Dems Try to Boost Kerry Support in Florida

Every other week, Janee Murphy gathers up her troops and walks the precincts throughout her home of Hillsborough County, determined to persuade one more voter to the Democratic side.

Murphy, the 33-year-old chairwoman of her county's party organization, said she tells every volunteer to have "two pairs of tennis shoes and a fire in the belly." Her ranks have grown from five volunteers to about 50, but with an election five months away, she's taking nothing for granted.

"The only way we're going to win this is to reach out and knock on every single door," she said.

Party activists from throughout the state are set to huddle June 11-13 in Hollywood to discuss ways to build momentum for the fall elections at the annual Jefferson-Jackson gala. The event, featuring North Carolina Sen. John Edwards (search), represents one of the largest party meetings before the fall elections.

Scott Maddox, the state party's chairman, said the weekend serves as a kickoff for Democrats looking to help presidential candidate John Kerry (search) carry Florida, where polls show another tight contest. President Bush defeated Al Gore by 537 votes in 2000 after recounts in some counties were stopped by the U.S. Supreme Court after 36 days.

"We want to get our people fired up and raise some money to bring to bear for the election this fall," said Maddox. The three-day event, expected to exceed a previous record of $400,000, will feature training sessions, door-knocking in Miami neighborhoods, rallies and a gala event headlined by Edwards, who challenged Kerry for the nomination.

It comes as both presidential campaigns are paying close attention to the state, which holds 27 electoral votes in the November election.

Bush's re-election campaign in Florida, chaired by his brother, Gov. Jeb Bush (search), has mounted a thorough grass-roots operation with more than 50,000 volunteers in the state, co-chairs in each of the state's 67 counties and precincts captains in more than 80 percent of the voting districts.
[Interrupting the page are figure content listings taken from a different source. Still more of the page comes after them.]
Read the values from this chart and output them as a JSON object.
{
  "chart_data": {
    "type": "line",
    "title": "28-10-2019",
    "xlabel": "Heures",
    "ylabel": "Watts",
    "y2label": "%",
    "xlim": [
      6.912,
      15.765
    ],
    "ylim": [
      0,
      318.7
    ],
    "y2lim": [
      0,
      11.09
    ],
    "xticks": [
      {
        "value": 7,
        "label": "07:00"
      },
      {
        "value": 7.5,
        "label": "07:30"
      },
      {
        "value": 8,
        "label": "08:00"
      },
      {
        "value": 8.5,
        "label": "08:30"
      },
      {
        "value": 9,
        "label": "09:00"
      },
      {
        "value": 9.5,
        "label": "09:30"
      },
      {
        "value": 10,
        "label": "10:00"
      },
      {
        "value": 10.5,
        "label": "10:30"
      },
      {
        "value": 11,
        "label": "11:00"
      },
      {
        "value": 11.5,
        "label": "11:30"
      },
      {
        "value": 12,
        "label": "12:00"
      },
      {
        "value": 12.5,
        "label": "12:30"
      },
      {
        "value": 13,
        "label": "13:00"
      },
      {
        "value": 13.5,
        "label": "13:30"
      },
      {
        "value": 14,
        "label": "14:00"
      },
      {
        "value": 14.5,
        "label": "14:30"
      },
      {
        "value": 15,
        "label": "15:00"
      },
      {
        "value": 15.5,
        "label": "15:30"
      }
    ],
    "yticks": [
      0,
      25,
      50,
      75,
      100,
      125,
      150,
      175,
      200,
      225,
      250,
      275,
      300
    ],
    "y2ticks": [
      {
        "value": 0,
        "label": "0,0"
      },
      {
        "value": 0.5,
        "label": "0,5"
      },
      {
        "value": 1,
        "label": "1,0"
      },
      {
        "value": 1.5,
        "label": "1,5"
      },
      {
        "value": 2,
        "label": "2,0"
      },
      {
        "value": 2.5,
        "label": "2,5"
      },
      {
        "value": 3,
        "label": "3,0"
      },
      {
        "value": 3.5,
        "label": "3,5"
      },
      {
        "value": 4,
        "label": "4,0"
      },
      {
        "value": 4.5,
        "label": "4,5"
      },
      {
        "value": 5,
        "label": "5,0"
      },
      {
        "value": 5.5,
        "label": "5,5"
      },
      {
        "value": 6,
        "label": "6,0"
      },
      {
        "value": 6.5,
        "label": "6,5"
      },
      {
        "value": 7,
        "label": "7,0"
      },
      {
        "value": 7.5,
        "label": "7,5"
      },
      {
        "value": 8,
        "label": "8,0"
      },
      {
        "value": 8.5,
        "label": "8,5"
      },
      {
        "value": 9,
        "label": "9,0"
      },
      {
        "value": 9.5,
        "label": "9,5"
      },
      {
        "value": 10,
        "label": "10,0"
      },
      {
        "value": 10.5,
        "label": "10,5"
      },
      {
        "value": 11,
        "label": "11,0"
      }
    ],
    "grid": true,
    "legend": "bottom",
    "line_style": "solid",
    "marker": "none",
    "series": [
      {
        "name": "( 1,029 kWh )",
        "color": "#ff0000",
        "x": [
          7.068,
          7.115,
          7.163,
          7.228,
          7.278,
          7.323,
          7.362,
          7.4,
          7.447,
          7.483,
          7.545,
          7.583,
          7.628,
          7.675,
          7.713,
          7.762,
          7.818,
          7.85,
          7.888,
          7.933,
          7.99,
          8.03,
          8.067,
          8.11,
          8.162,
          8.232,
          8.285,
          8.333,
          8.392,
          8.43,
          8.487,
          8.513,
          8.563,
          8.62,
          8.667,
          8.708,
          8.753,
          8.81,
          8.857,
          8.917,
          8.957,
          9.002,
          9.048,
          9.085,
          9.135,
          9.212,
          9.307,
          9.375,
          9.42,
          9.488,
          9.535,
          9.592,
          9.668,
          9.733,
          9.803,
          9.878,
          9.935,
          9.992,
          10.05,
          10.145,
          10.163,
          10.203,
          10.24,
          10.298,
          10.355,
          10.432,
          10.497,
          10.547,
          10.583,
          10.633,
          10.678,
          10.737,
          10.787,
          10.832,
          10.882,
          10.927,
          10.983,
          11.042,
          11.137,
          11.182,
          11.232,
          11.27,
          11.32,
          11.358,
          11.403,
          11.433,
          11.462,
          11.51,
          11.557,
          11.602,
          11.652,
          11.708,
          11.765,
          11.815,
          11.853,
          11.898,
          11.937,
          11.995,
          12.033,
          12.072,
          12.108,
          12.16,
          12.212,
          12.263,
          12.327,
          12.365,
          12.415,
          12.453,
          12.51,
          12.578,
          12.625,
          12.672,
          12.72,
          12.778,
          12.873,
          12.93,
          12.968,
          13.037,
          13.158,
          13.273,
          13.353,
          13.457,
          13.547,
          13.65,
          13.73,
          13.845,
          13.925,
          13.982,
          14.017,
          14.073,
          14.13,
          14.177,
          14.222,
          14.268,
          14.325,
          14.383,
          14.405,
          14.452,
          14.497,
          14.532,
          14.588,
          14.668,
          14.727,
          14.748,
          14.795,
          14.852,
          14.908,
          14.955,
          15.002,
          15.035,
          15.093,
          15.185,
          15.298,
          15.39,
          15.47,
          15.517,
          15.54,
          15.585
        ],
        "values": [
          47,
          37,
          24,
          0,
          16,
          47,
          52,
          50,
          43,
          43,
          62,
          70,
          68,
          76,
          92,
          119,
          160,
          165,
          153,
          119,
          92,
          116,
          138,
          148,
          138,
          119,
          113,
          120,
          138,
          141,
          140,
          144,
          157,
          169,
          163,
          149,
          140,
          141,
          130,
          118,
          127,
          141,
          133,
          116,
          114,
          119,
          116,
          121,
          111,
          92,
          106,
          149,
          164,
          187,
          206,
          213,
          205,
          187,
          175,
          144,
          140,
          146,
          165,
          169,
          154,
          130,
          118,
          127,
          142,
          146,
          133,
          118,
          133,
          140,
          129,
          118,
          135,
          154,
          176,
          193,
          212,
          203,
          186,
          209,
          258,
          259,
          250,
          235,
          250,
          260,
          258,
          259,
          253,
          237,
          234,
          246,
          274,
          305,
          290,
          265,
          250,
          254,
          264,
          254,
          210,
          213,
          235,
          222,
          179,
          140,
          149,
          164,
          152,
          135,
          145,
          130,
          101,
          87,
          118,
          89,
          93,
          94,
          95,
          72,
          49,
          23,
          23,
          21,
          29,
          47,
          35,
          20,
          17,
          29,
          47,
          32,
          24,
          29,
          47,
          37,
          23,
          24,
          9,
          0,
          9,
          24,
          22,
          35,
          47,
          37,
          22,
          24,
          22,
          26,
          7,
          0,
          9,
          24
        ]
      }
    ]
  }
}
The campaign expects to attract about 75,000 volunteers while building outreach to coalitions of black, Hispanic and women voters.

"It's safe to say there has never been anything like this on a presidential campaign," said Bush campaign spokesman Reed Dickens.

Starting this weekend, the Bush campaign was conducting a "test drive" of its get-out-the-vote operation it will employ in November. Volunteers will make hundreds of thousands of phone calls and knock on tens of thousands of doors. The effort in Florida is modeled after Jeb Bush's convincing re-election win over Democrat Bill McBride in 2002.

"What we want to do in '04 in the presidential election is mimic what Jeb Bush did in his election," Dickens said.

Kerry, meanwhile, has dispatched about a dozen organizers to Florida and has the help of more than 12,000 volunteers. The campaign is expected to soon name a senior staff and open a campaign headquarters.

"We are going to have the most aggressive and organized ground game in the history of Florida politics," said Kerry spokesman Mark Kornblau.

The Democrats will also add to the mix supporters from the Democratic National Committee. Independent, Democratic-leaning groups such as Americans Coming Together, meanwhile, are adding ground troops to help register voters in Florida and other battleground states.

"I believe there is a huge grass-roots out there like no candidate has had in a long time," said Terrie Brady, former chairwoman of the state party.

For Murphy, door knocking and hours at phone banks are part of the recipe to help Kerry carry the Tampa Bay region, which remains one the most competitive in the country with its history of siding with the presidential victor.

Murphy is mindful of the difficulties Democrats have faced in recent years, so she wants to use these months to establish a "well-oiled machine" of volunteers who will be available to help the party in state and federal races, this year and going forward.

"No more talking about what we've done in the past," she said. "We've got to produce."